While some might be tempted to write Roth off as a novelty act or cult favorite, Roth puts in the necessary work to prove otherwise. If you were lucky enough to get a copy of The Greenhouse Effect, Roth’s debut mixtape project, complete with an assist from DJ Drama and Don Cannon, you know what I’m talking about. Roth demolishes instrumentals for “Black Mags” by the Cool Kids, and “Cannon” by DJ Drama among others, putting his own creative spin on each.

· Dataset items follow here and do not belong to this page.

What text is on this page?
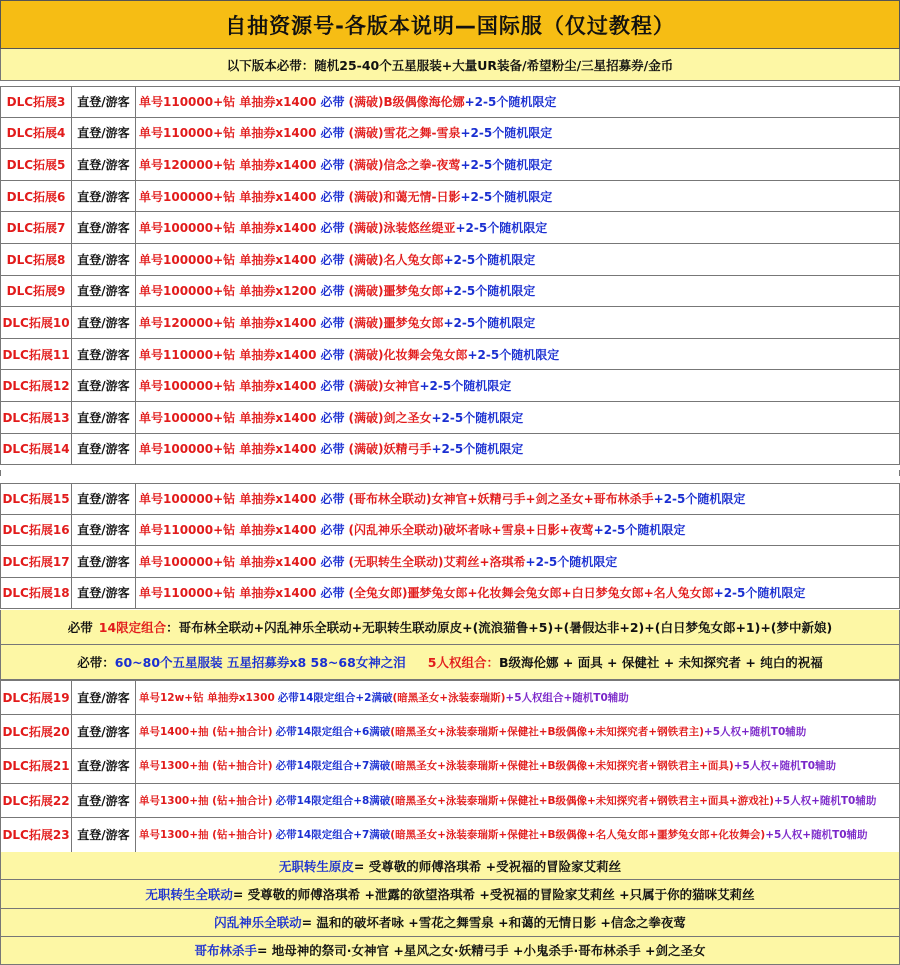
自抽资源号-各版本说明—国际服（仅过教程）
以下版本必带：随机25-40个五星服装+大量UR装备/希望粉尘/三星招募券/金币
DLC拓展3 直登/游客 单号110000+钻 单抽券x1400 必带 (满破)B级偶像海伦娜 +2-5个随机限定
DLC拓展4 直登/游客 单号110000+钻 单抽券x1400 必带 (满破)雪花之舞-雪泉 +2-5个随机限定
DLC拓展5 直登/游客 单号120000+钻 单抽券x1400 必带 (满破)信念之拳-夜莺 +2-5个随机限定
DLC拓展6 直登/游客 单号100000+钻 单抽券x1400 必带 (满破)和蔼无情-日影 +2-5个随机限定
DLC拓展7 直登/游客 单号100000+钻 单抽券x1400 必带 (满破)泳装悠丝缇亚 +2-5个随机限定
DLC拓展8 直登/游客 单号100000+钻 单抽券x1400 必带 (满破)名人兔女郎 +2-5个随机限定
DLC拓展9 直登/游客 单号100000+钻 单抽券x1200 必带 (满破)噩梦兔女郎 +2-5个随机限定
DLC拓展10 直登/游客 单号120000+钻 单抽券x1400 必带 (满破)噩梦兔女郎 +2-5个随机限定
DLC拓展11 直登/游客 单号110000+钻 单抽券x1400 必带 (满破)化妆舞会兔女郎 +2-5个随机限定
DLC拓展12 直登/游客 单号100000+钻 单抽券x1400 必带 (满破)女神官 +2-5个随机限定
DLC拓展13 直登/游客 单号100000+钻 单抽券x1400 必带 (满破)剑之圣女 +2-5个随机限定
DLC拓展14 直登/游客 单号100000+钻 单抽券x1400 必带 (满破)妖精弓手 +2-5个随机限定
DLC拓展15 直登/游客 单号100000+钻 单抽券x1400 必带 (哥布林全联动)女神官+妖精弓手+剑之圣女+哥布林杀手 +2-5个随机限定
DLC拓展16 直登/游客 单号110000+钻 单抽券x1400 必带 (闪乱神乐全联动)破坏者咏+雪泉+日影+夜莺 +2-5个随机限定
DLC拓展17 直登/游客 单号100000+钻 单抽券x1400 必带 (无职转生全联动)艾莉丝+洛琪希 +2-5个随机限定
DLC拓展18 直登/游客 单号110000+钻 单抽券x1400 必带 (全兔女郎)噩梦兔女郎+化妆舞会兔女郎+白日梦兔女郎+名人兔女郎 +2-5个随机限定
必带 14限定组合 ：哥布林全联动+闪乱神乐全联动+无职转生联动原皮+(流浪猫鲁+5)+(暑假达非+2)+(白日梦兔女郎+1)+(梦中新娘)
必带： 60~80个五星服装 五星招募券x8 58~68女神之泪 5人权组合： B级海伦娜 + 面具 + 保健社 + 未知探究者 + 纯白的祝福
DLC拓展19 直登/游客 单号12w+钻 单抽券x1300 必带14限定组合+2满破 (暗黑圣女+泳装泰瑞斯) +5人权组合+随机T0辅助
DLC拓展20 直登/游客 单号1400+抽 (钻+抽合计) 必带14限定组合+6满破 (暗黑圣女+泳装泰瑞斯+保健社+B级偶像+未知探究者+钢铁君主) +5人权+随机T0辅助
DLC拓展21 直登/游客 单号1300+抽 (钻+抽合计) 必带14限定组合+7满破 (暗黑圣女+泳装泰瑞斯+保健社+B级偶像+未知探究者+钢铁君主+面具) +5人权+随机T0辅助
DLC拓展22 直登/游客 单号1300+抽 (钻+抽合计) 必带14限定组合+8满破 (暗黑圣女+泳装泰瑞斯+保健社+B级偶像+未知探究者+钢铁君主+面具+游戏社) +5人权+随机T0辅助
DLC拓展23 直登/游客 单号1300+抽 (钻+抽合计) 必带14限定组合+7满破 (暗黑圣女+泳装泰瑞斯+保健社+B级偶像+名人兔女郎+噩梦兔女郎+化妆舞会) +5人权+随机T0辅助
无职转生原皮 = 受尊敬的师傅洛琪希 +受祝福的冒险家艾莉丝
无职转生全联动 = 受尊敬的师傅洛琪希 +泄露的欲望洛琪希 +受祝福的冒险家艾莉丝 +只属于你的猫咪艾莉丝
闪乱神乐全联动 = 温和的破坏者咏 +雪花之舞雪泉 +和蔼的无情日影 +信念之拳夜莺
哥布林杀手 = 地母神的祭司·女神官 +星风之女·妖精弓手 +小鬼杀手·哥布林杀手 +剑之圣女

The second single off of the actual album “Asleep In The Bread Aisle” is “Lark On My Go-Kart”, which comes off like a psychedelic stream of consciousness with Mario Kart and Saved by the Bell references over production that sounds like a hip-hop video game. Though Roth’s nasal voice and slightly over-pronounced delivery has drawn him some obvious comparisons to Eminem, but this comparison doesn’t do Roth justice. There are vocal similarities, but Roth’s college-boy sensibilities and alternative influences set him apart in his own lane. I would even put him closer to Kanye West or Kid Cudi musically.

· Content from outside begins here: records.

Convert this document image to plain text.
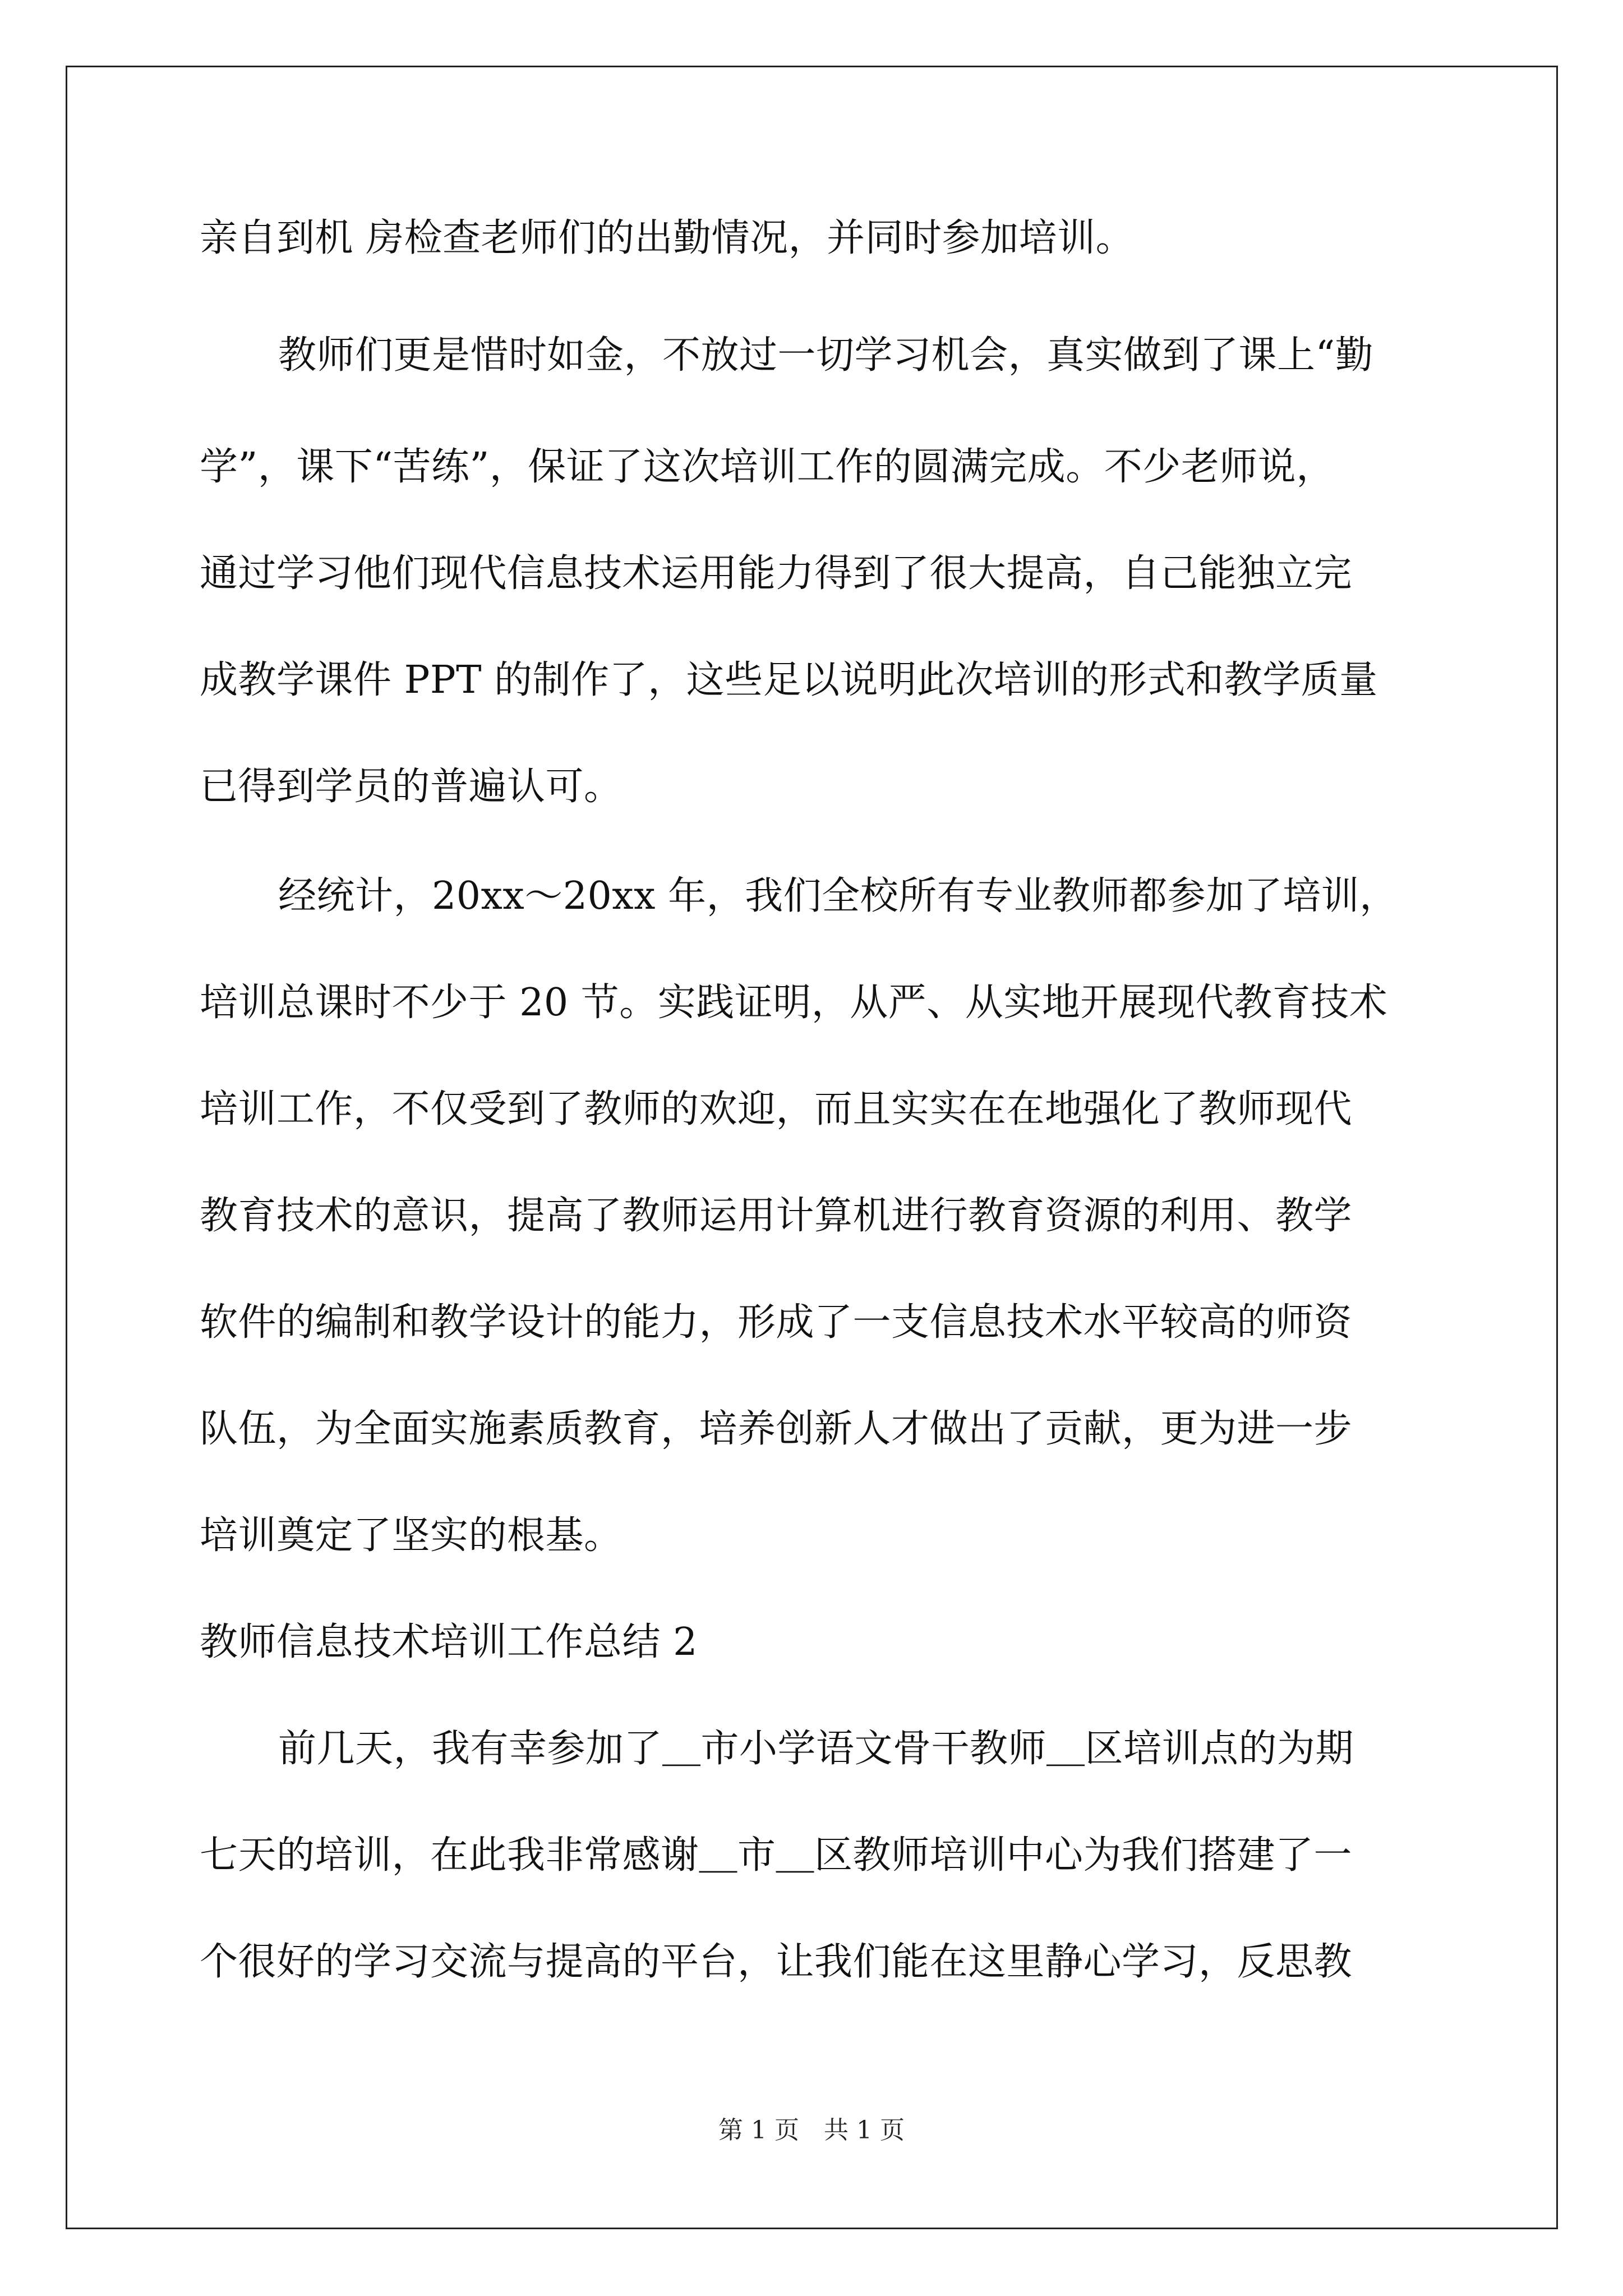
亲自到机 房检查老师们的出勤情况，并同时参加培训。
教师们更是惜时如金，不放过一切学习机会，真实做到了课上“勤
学”，课下“苦练”，保证了这次培训工作的圆满完成。不少老师说，
通过学习他们现代信息技术运用能力得到了很大提高，自己能独立完
成教学课件 PPT 的制作了，这些足以说明此次培训的形式和教学质量
已得到学员的普遍认可。
经统计，20xx～20xx 年，我们全校所有专业教师都参加了培训，
培训总课时不少于 20 节。实践证明，从严、从实地开展现代教育技术
培训工作，不仅受到了教师的欢迎，而且实实在在地强化了教师现代
教育技术的意识，提高了教师运用计算机进行教育资源的利用、教学
软件的编制和教学设计的能力，形成了一支信息技术水平较高的师资
队伍，为全面实施素质教育，培养创新人才做出了贡献，更为进一步
培训奠定了坚实的根基。
教师信息技术培训工作总结 2
前几天，我有幸参加了＿市小学语文骨干教师＿区培训点的为期
七天的培训，在此我非常感谢＿市＿区教师培训中心为我们搭建了一
个很好的学习交流与提高的平台，让我们能在这里静心学习，反思教
第 1 页　共 1 页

The first single off of the album was “I Love College”, a frat-house ode to beer, pizza, marijuana, and higher education. In the same vein, “Blunt Cruisin'”, Roth’s tribute to the suburban pasttime of driving with weed, delviers a feel-good vibe that isn’t usually found in hip-hop today (think Pharcyde, Beasti Boys or De La Soul).”Lion’s Roar”, which features Busta Rhymes over what sounds like a Moby track, was in the words of Randy Jackson “just a’ight for me, dog”. Though Roth’s flow is effortlessly and the frenetic energy level is consisten throughout, the lackluster Busta verse leaves a lot to be desired and the hokey chorus keeps it from being a track I will want to play too often. “Perfectionist” is an awkward collaboration with Beanie Sigel and Rock City, where after Ash’s verse, the song seems to become a whole different song. The chorus kills the potential of the track, with Rock City’s lazy hook unfortunately sounding like everything else on the radio.

It’s clear Asher Roth is at his best when left to his own devices, which says a lot nowadays when every artist features at least one other artist on every other track. He specifically shines on his more introspective tracks like the political tirade”Sour Patch Kids”, the motivational “La Di Da”, and the soulful, family-friendly “His Dream”. Overall, this is a rock-solid debut with a lot of range from an artist who refuses to fit the mold of what is expected of a hip-hop artist, and with good reason. On “Asleep in the Bread Aisle”, Asher Roth gives a voice to hip-hop heads who happen to be from the ‘burbs and still doesn’t alienate the backpackers and anyone else who appreciates authenticity.